Queste riflessioni sui cortocircuiti della narrativa breve confluiscono nei Racconti di Juarez del Sud, raccolta di prose circolari, costruita su rimandi verso un esterno macrotestuale e verso un interno ricorsivo. La dimensione macrotestuale consiste nella topografia delle vicende narrate, che incarnano a loro volta funzioni precise: le Torri Nord e Ovest e il fiume Sarno, a delimitare i confini di Juarez del Sud, luogo di devastazione; poi Janka sul confine, luogo di transizione, e la zona in trasparenza, luogo di acquisizione della conoscenza. C’è una cartografia precisa della superficie e c’è poi un sottosuolo indeterminato; il significato scavalca la rappresentazione in un trionfo del mancato orientamento: “non vedo dove sia la differenza tra fuori e sotto”. A proposito invece della dimensione ricorsiva, “la legge è disciplina di ripetizione”: le medesime condanne ed esecuzioni ritornano raccontate da punti di vista diversi, trasferendo così il carattere principale dell’esperienza dal contenuto alla forma.

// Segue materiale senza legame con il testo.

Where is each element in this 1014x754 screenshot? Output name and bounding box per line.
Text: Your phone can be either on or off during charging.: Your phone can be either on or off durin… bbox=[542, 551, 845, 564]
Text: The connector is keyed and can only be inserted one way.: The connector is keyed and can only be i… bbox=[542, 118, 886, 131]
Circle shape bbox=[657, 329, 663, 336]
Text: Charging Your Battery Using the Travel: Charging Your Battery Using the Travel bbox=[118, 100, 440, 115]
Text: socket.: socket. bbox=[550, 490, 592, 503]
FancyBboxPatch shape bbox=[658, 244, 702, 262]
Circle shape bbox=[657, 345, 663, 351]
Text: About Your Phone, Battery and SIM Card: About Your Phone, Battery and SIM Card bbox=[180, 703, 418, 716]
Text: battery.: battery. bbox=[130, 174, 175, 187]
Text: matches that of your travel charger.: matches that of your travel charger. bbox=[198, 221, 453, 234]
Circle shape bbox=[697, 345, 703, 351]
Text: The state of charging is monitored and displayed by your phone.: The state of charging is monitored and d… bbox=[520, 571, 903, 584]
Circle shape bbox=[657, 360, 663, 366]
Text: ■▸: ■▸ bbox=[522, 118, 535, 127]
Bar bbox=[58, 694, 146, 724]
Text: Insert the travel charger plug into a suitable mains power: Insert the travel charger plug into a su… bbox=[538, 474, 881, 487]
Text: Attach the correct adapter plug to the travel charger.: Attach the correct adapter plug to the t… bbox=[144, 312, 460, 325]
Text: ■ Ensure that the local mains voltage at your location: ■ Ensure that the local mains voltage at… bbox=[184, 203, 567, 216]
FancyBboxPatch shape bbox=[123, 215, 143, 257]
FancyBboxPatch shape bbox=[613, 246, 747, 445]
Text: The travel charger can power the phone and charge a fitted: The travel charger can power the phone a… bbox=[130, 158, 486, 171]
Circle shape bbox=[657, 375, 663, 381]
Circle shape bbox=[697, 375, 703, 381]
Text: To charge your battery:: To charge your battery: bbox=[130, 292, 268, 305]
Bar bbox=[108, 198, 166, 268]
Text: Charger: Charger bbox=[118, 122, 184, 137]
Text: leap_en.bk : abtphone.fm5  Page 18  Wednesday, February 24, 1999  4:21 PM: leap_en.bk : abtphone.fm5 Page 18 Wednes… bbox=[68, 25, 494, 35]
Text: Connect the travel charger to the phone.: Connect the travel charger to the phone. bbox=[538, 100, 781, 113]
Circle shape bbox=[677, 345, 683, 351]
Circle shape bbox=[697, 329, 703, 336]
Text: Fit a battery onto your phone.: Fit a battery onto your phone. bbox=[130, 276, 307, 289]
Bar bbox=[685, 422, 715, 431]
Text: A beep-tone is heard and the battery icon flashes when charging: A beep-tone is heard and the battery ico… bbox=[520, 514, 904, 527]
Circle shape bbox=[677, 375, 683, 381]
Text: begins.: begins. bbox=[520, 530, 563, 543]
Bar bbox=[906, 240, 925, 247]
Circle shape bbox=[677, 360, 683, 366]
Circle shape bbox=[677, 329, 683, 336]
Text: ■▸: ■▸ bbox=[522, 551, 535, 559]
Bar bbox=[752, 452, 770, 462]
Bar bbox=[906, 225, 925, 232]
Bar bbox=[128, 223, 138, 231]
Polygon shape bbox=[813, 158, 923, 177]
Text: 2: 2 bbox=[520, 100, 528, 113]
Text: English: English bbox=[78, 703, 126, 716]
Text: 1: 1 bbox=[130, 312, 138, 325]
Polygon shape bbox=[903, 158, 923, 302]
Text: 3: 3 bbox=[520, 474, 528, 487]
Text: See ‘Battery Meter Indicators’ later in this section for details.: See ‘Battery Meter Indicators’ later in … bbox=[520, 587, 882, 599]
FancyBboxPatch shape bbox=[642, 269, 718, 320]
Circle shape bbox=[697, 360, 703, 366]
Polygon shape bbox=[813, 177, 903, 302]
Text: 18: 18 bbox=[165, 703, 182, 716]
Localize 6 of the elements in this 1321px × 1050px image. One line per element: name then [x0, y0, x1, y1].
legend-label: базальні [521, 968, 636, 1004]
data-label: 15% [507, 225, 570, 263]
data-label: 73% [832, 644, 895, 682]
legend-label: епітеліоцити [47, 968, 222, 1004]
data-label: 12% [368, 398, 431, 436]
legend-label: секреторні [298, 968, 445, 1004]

Ecco lo sconfinamento metaletterario: il linguaggio riflette su sé stesso, sulle proprie modalità e i propri limiti. Già il racconto d’apertura, che innesca il motore narrativo, inscena un incubo di Vasyl che in biblioteca prende appunti su Hegel e il ritrovamento di una lettera a lui indirizzata da Havor Treblinka, il cui incipit recita: “come in ogni genesi, il primo gesto non appartiene al fondatore, ma al narratore”. I personaggi, prima che reduci, ombre, gobbi, medici, mosche e topi, sono narratori: sono le loro storie interrotte e violente ad incrociarsi “in quei canali di scolo dove si spaccia l’acqua e si fugge, si spaccia il cibo e si muore, si spaccia l’aria e alla fine ci si arrende e si torna in città”.  I cugini che fanno a gara a prender posto sulle gambe del nonno nel racconto eponimo della raccolta, che ascoltano e ripetono racconti, simulano la dinamica dei gemelli che si insultano per rendersi insensibili al dolore nel Grande quaderno di Ágóta Kristof: nella scrittura come esercizio materiale di un’esperienza di sopraffazione, autodisciplina del linguaggio, spazio dell’esperienza che ha il sopravvento sul tempo. La degenerazione del paesaggio è il risultato di un andamento descrittivo che aspira alla semplicità del De bello gallico riformulando il Rulfo di La pianura in fiamme (entrambi citati in esergo), il quale, come ha scritto Ernesto Franco, “dissimula a tal punto la singolarità umana che finisce con l’abolirla”. La brevità e la ripetizione come assi portanti della struttura innescano infatti la dimensione rituale e il moltiplicarsi polifonico delle voci, che si sovrappongono: Mignola inscena uno spettacolo carnevalizzato di figure colpevoli familiari e mostruose, grazie a un linguaggio che non mira a tradurre la lingua e l’esperienza comune, ma che elabora un insieme proprio di forme simboliche finalizzate ad armonizzare in maniera coerente e disturbante il contenuto e la forma.